PIX was founded in 2010 as an initiative to investigate, engage and archive broad and expansive fields of contemporary lens-based practices and creative writing, with a specific focus on India, later encompassing the wider South Asia region. Its concerns range from media evolution, regional/cultural representational specificities, and visual histories: their conceptual standing, movement, transmission, appropriation and distinct interrelationship with the allied arts. Since its inception, PIX has completed projects in India, Iran, Pakistan, Sri Lanka, Afghanistan, Nepal and Myanmar.
ASAP’s Publication division partially funded PIX’s latest publication Passages: A Subcontinental Imaginary, which is available online and in a physical format. The issue addresses the question of globalising South Asian (arts) representation by consolidating diasporic community perspectives in both written and image-based forms in order to explore the unstable politics of curating/writing regional visual histories. Drawn primarily from an open call for submissions, the image selections and commissioned texts attempt to recalibrate the politically bound arena of South Asia into creative socio-cultural formations and links. The digital issue and printed publication were launched in March 2022. 

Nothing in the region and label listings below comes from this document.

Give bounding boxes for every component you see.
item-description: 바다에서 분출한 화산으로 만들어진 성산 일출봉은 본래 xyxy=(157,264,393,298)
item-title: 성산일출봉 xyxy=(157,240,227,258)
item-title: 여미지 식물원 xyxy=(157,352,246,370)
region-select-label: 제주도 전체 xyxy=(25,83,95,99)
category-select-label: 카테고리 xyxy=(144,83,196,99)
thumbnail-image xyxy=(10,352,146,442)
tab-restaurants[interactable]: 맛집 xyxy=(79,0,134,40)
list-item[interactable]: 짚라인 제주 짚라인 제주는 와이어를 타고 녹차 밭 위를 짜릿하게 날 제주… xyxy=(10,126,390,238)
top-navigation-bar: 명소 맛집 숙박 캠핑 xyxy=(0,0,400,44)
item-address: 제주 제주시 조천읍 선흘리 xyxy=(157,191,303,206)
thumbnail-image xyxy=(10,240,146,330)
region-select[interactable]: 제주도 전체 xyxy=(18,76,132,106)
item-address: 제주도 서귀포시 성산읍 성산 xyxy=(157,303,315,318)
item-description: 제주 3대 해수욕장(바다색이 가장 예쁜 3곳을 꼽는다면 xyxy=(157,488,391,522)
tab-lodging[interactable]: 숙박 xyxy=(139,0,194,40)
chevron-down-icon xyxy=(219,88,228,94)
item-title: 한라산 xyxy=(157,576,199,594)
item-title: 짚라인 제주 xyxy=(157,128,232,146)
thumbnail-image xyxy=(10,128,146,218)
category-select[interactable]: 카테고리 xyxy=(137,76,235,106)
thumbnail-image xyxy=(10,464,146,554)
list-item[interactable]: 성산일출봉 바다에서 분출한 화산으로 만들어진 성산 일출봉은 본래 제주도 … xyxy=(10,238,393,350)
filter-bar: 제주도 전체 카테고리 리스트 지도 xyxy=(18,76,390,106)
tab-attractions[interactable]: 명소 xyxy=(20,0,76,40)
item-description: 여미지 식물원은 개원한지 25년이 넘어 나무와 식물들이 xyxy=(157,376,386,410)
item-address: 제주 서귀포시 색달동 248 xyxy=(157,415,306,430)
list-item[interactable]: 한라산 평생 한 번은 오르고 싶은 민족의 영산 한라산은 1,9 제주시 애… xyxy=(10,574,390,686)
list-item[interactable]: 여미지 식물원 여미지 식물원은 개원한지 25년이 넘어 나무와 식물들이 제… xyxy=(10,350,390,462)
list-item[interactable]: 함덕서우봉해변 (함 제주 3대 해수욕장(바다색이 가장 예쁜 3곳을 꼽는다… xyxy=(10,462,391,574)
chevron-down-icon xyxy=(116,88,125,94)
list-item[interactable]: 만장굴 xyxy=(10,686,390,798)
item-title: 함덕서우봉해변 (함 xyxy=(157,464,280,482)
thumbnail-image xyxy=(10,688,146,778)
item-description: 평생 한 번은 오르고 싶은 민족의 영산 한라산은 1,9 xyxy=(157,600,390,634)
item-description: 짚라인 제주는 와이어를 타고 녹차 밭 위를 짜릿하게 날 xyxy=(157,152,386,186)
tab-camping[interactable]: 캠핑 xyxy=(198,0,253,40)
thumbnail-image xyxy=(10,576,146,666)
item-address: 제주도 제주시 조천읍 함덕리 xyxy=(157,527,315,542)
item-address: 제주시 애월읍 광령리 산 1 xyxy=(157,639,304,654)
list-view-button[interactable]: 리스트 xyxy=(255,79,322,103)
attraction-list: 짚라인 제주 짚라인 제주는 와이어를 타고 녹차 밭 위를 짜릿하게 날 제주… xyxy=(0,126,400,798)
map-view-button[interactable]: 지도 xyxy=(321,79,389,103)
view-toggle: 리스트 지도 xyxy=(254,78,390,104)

PIX’s partnership with ASAP was centred on re-evaluating existing discourses in South Asian art. The open call for image and text submissions around experiences of diaspora resulted in PIX editing photo series and commissioning reflective texts that addressed the challenges of representation. Alongside the publication which featured 15 artists and writers, the editorial team conducted 3 conversations with artists and writers to expand upon the notion of 'location' as a key variable in practice. These discussions explored pedagogic methods around questions of identity and origins. Our research and publication was also shared online and on social media to widen viewership and participation. Following the launch of our publication in March 2022, Smriti Mehra at ASAP connected us with Camberwell University of the Arts, leading to an online talk “PIX and the South Asian Imaginary” with Global Photographies Network. These conversations helped us to engage with international communities and find affinities with others who are engaged with notions of the transnational. With our publication and programmes we were able to address emergent global shifts during a turbulent time when both migration and refugee crises have been intensified through recent political events.